You had a major change in process from the first recipes you posted to the recent set. In the first ones you had 0.25 - 0.50 gallons of trub loss, now you have zero. That will affect your efficiency and non-zero trub loss will cause BeerSmith to calculate the contribution from the extract incorrectly. So you had 3 different things going on that were affecting your OG calculations. If you have zero trub loss, then life is simpler. Choose between extract and partial mash the way Oginme said and you should be OK.

--GF
 
Oginme said:
"Same ingredients, same technique."

If you are brewing the same recipe and using the same technique, then I would suspect that this represents your process variability and/or measurement error.  How well can you measure your volumes going in and coming out?  Have your brew kettle and fermenter been measured and marked for volumes?  This is usually the biggest area of measurement error for most brewers.  I would not trust factory marked volumes as they are usually etched and added based upon a set template and do not take into account variations from piece to piece.

For your brew last night, 6 gravity points for how much volume?  Also, if you used only 4 oz of flaked wheat and 4 oz of flaked oats I would suspect that you may have measured some gravity, but it would be starch and not sugars.  The flaking process for grains brings the grains up to gelatinization temperatures and presses them to make the starches more accessible, but do NOT convert those starches to sugar.  In order to do this, you need a base malt to provide the enzymes needed to reduce the starches to sugars.

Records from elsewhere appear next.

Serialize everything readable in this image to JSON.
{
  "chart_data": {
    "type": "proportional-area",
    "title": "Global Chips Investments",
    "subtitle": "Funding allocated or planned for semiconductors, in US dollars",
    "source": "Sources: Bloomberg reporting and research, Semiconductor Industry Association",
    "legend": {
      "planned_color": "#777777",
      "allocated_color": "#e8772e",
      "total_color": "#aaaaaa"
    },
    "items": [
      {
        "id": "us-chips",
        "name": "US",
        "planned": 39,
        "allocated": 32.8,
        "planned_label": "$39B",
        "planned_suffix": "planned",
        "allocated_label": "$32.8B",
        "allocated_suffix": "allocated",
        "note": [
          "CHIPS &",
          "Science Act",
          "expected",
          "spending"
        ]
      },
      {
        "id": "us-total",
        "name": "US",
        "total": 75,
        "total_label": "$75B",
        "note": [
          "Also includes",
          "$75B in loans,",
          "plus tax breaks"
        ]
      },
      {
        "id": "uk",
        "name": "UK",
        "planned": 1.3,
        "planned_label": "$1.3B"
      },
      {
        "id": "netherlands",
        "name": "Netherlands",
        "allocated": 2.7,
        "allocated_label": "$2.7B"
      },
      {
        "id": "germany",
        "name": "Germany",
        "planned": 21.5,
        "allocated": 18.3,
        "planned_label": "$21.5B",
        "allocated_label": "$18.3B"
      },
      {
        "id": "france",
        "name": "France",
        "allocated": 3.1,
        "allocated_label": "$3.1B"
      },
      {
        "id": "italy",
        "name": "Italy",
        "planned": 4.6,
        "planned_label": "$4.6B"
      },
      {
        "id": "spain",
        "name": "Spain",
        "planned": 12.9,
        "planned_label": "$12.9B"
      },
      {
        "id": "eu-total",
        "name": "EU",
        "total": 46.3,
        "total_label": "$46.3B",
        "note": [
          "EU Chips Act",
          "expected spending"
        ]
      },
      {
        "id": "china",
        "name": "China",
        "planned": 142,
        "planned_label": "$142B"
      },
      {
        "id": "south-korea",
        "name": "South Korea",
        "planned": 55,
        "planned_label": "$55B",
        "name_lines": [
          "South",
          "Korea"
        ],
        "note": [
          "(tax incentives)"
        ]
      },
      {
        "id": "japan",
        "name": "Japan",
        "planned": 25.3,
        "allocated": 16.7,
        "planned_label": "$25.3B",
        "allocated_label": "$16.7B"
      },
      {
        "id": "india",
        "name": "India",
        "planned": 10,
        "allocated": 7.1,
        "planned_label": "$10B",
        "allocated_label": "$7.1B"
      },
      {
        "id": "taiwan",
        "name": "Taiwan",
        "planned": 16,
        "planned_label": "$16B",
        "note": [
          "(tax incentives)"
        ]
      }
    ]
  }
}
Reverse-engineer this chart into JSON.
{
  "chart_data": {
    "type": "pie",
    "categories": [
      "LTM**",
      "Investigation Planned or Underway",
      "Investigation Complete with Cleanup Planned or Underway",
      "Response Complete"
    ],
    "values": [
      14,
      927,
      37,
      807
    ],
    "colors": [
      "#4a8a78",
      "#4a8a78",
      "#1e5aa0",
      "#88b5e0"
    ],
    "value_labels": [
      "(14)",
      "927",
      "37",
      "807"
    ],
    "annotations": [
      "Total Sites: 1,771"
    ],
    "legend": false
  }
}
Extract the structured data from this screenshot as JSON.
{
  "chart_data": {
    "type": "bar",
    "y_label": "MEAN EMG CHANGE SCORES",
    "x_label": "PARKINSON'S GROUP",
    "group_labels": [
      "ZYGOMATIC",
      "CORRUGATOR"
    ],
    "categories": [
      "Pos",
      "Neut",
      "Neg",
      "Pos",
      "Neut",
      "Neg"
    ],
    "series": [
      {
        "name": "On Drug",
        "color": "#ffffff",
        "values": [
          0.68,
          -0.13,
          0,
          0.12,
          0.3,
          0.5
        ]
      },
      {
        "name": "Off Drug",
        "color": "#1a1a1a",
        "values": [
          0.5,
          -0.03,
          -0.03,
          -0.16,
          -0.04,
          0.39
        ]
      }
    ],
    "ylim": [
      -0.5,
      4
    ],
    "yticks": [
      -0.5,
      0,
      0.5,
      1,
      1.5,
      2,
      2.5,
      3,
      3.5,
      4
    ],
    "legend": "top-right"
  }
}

In the end, if you have converted malts (crystal, caramel, biscuit, brown, chocolate, black, roasted) then you can steep them and use extract settings.  If you have base malts or malts that need to be mashed (the description of each malt lists a "MUST MASH" as either 'true' or 'false'.  Malts marked as 'true' must be mashed to give you any fermentable sugars.) then use the partial mash settings.  If you find that the settings don't match your results, then you need to focus on tuning in the settings in your equipment profile to match your actual values.  Switching back and forth trying to explain your variability is not solving your problem, it is only causing you confusion and hiding the issues you need to address.

I don't have my kettle marked for volume, but we measured the starting volume and boil volume with a caliper. We did simple math to determine boil off rate. We've been doing 5 gallon batches. I do need to etch volume markings into my kettle. That's next on the list.

As for the flaked oats and flaked wheat, I've been using white wheat malt in addition. I was under the impression it contains enzymes to convert the oats/wheat starch to fermentables. It just seems like sometimes I get a significant amount of fermentables from them and sometimes I don't. I thought that was the main culprit of my varying OGs. It's just frustrating to write a recipe with the extract setting and then have the numbers match the partial mash setting. And vice versa. Seems like sometimes I get fermentables from the "mash" and sometimes I don't.

GigaFemto said:
You had a major change in process from the first recipes you posted to the recent set. In the first ones you had 0.25 - 0.50 gallons of trub loss, now you have zero. That will affect your efficiency and non-zero trub loss will cause BeerSmith to calculate the contribution from the extract incorrectly. So you had 3 different things going on that were affecting your OG calculations. If you have zero trub loss, then life is simpler. Choose between extract and partial mash the way Oginme said and you should be OK.

--GF

Right. I've adjusted the trub loss to zero across the board now. I was always dumping everything into the fermenter and didn't realize the trub loss affected the gravity so much.

I just need to brew a few more times and tweak the settings accordingly. I'm getting closer to my numbers, so that's a good thing.